Deputados do DF e presidente do Banco Central debatem situação do BRB

Parlamentares em frente ao Banco Central para discutir a situação do BRB
Parlamentares vão ao Banco Central discutir a situação do BRB

Encontro em Brasília nesta quarta-feira (20) buscou alinhar ações para sanar rombo bilionário. Prazo para balanço de 2025 e busca por empréstimo de R$ 6,6 bilhões também em pauta.

Deputados do Distrito Federal reuniram-se com o presidente do Banco Central, Gabriel Galípolo, nesta quarta-feira, 20 de maio de 2026, para discutir a delicada situação do Banco de Brasília (BRB). A reunião ocorre em um momento crucial, próximo ao prazo para a apresentação de ações pelo GDF visando a recomposição do patrimônio do banco, que sofreu um rombo bilionário após transações questionáveis com o Banco Master. A definição sobre a entrega do balanço consolidado de 2025, originalmente prevista para março, também foi pauta do encontro.

Apesar de ambas as partes – o GDF, principal acionista, e o próprio BRB – terem reafirmado a solidez da instituição, as investigações apontam para a aquisição de R$ 12 bilhões em carteiras de crédito sem garantias do Banco Master. Essa discrepância entre o discurso e a realidade gera apreensão entre os parlamentares, que cobram ações concretas do governo distrital para solucionar a crise. "Essa demora do BRB de mostrar também para a população do DF a saída que estão tomando para resolver a situação é o que preocupa a gente. O que o GDF está sinalizando de concreto para resolver a situação", comentou o deputado distrital Max Maciel (PSOL).

Em pronunciamentos após a reunião, parlamentares expressaram críticas à gestão do GDF quanto aos planos de socorro ao banco. Fábio Felix (PSOL) destacou a diferença entre o discurso governamental e a prática: "Uma coisa é o discurso do GDF, dizendo que está buscando o governo federal. Outra coisa é a prática do GDF. Na verdade, eles querem levar a crise ao governo federal, não a solução". A governadora Celina Leão (PP) já havia se reunido com Galípolo em abril, assegurando que o problema do BRB "está sendo resolvido" e teria uma solução técnica, com a presença de Nelson Souza, presidente do BRB, no encontro.
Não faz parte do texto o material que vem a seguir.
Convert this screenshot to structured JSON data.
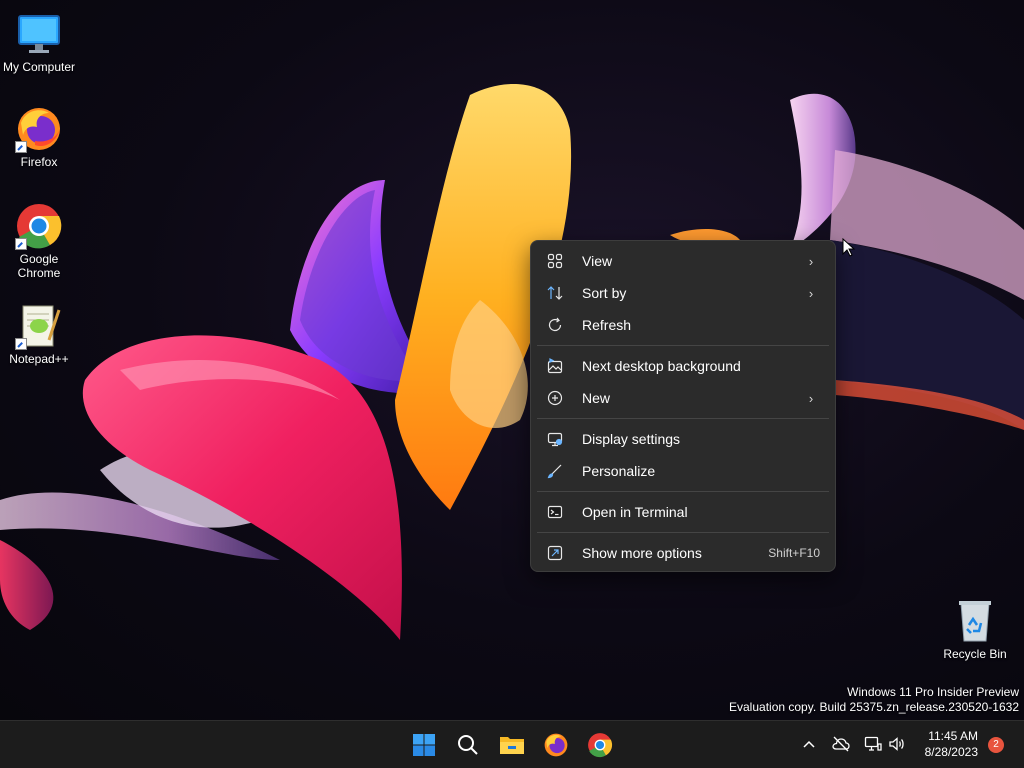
{
  "desktop": {
    "icons": [
      {
        "label": "My Computer",
        "icon": "monitor-icon"
      },
      {
        "label": "Firefox",
        "icon": "firefox-icon"
      },
      {
        "label": "Google Chrome",
        "icon": "chrome-icon"
      },
      {
        "label": "Notepad++",
        "icon": "notepad-plus-plus-icon"
      },
      {
        "label": "Recycle Bin",
        "icon": "recycle-bin-icon"
      }
    ],
    "watermark": {
      "line1": "Windows 11 Pro Insider Preview",
      "line2": "Evaluation copy. Build 25375.zn_release.230520-1632"
    }
  },
  "context_menu": {
    "items": [
      {
        "label": "View",
        "icon": "grid-icon",
        "submenu": true
      },
      {
        "label": "Sort by",
        "icon": "sort-icon",
        "submenu": true
      },
      {
        "label": "Refresh",
        "icon": "refresh-icon"
      },
      {
        "label": "Next desktop background",
        "icon": "image-next-icon"
      },
      {
        "label": "New",
        "icon": "plus-circle-icon",
        "submenu": true
      },
      {
        "label": "Display settings",
        "icon": "display-icon"
      },
      {
        "label": "Personalize",
        "icon": "brush-icon"
      },
      {
        "label": "Open in Terminal",
        "icon": "terminal-icon"
      },
      {
        "label": "Show more options",
        "icon": "more-options-icon",
        "shortcut": "Shift+F10"
      }
    ]
  },
  "taskbar": {
    "apps": [
      "start-icon",
      "search-icon",
      "file-explorer-icon",
      "firefox-icon",
      "chrome-icon"
    ],
    "tray": [
      "chevron-up-icon",
      "cloud-off-icon",
      "network-icon",
      "volume-icon"
    ],
    "clock": {
      "time": "11:45 AM",
      "date": "8/28/2023"
    },
    "notification_count": "2"
  },
  "colors": {
    "menu_bg": "#2b2b2b",
    "taskbar_bg": "#1c1c1c",
    "accent": "#0078d4"
  }
}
O GDF busca articular a captação de R$ 6,6 bilhões junto ao Fundo Garantidor de Crédito (FGC) para mitigar os impactos no patrimônio do banco, fragilizado pelo escândalo envolvendo o Banco Master. Paralelamente, o BRB descumpriu o prazo legal de entrega do balanço consolidado de 2025 ao Banco Central, inicialmente marcado para 31 de março. Em comunicado, o banco informou a postergação da divulgação para permitir a conclusão de auditorias forenses relacionadas à operação "Compliance Zero" e a avaliação de seus potenciais impactos pela administração e pelo auditor independente. Essa omissão levou a agência Moody's a rebaixar a classificação de risco do BRB, alertando para um provável risco de calote e a necessidade de injeção de capital, além de aumentar a incerteza sobre a saúde financeira e a capacidade de negócios da instituição.
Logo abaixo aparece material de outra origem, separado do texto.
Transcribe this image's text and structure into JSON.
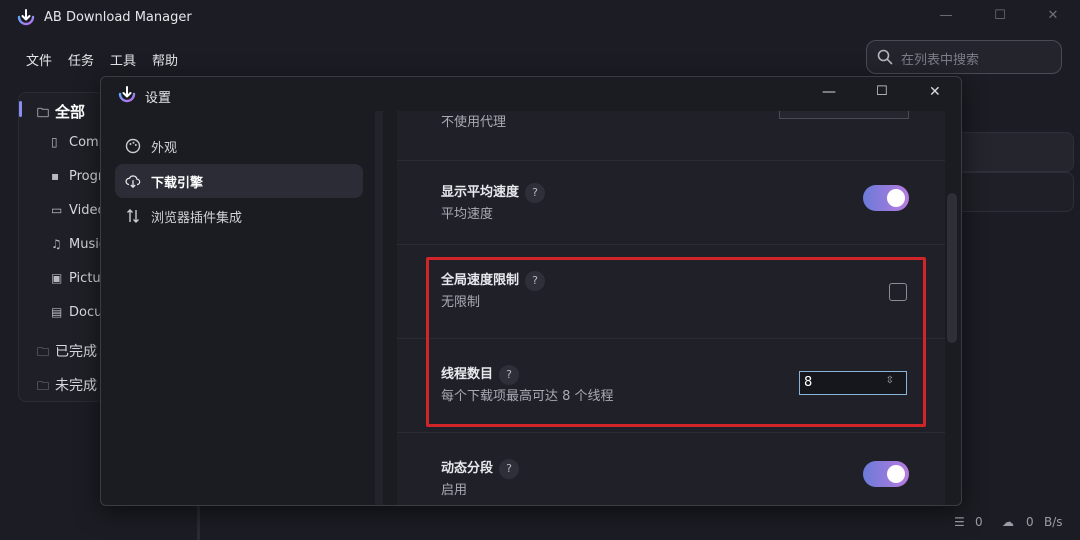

O negócio entre BRB e Banco Master, anunciado em março de 2025, previa a aquisição de 49% das ações ordinárias, 100% das preferenciais e 58% do capital total do Master pelo BRB. Contudo, em setembro de 2025, o Banco Central negou a compra após uma análise prolongada. As investigações subsequentes revelaram que o BRB adquiriu R$ 12 bilhões em carteiras de crédito sem garantias do Master. Em março deste ano, parlamentares aprovaram lei autorizando o uso de nove imóveis públicos para salvar o BRB, com a posterior exclusão de áreas sensíveis como a Serrinha do Paranoá. Em abril, uma nova fase da Operação Compliance Zero resultou na prisão do ex-presidente do BRB Paulo Henrique Costa, investigado por negligência em práticas de governança e aprovação de negócios sem lastro com o Banco Master. Costa deixou o cargo no banco em novembro do ano passado.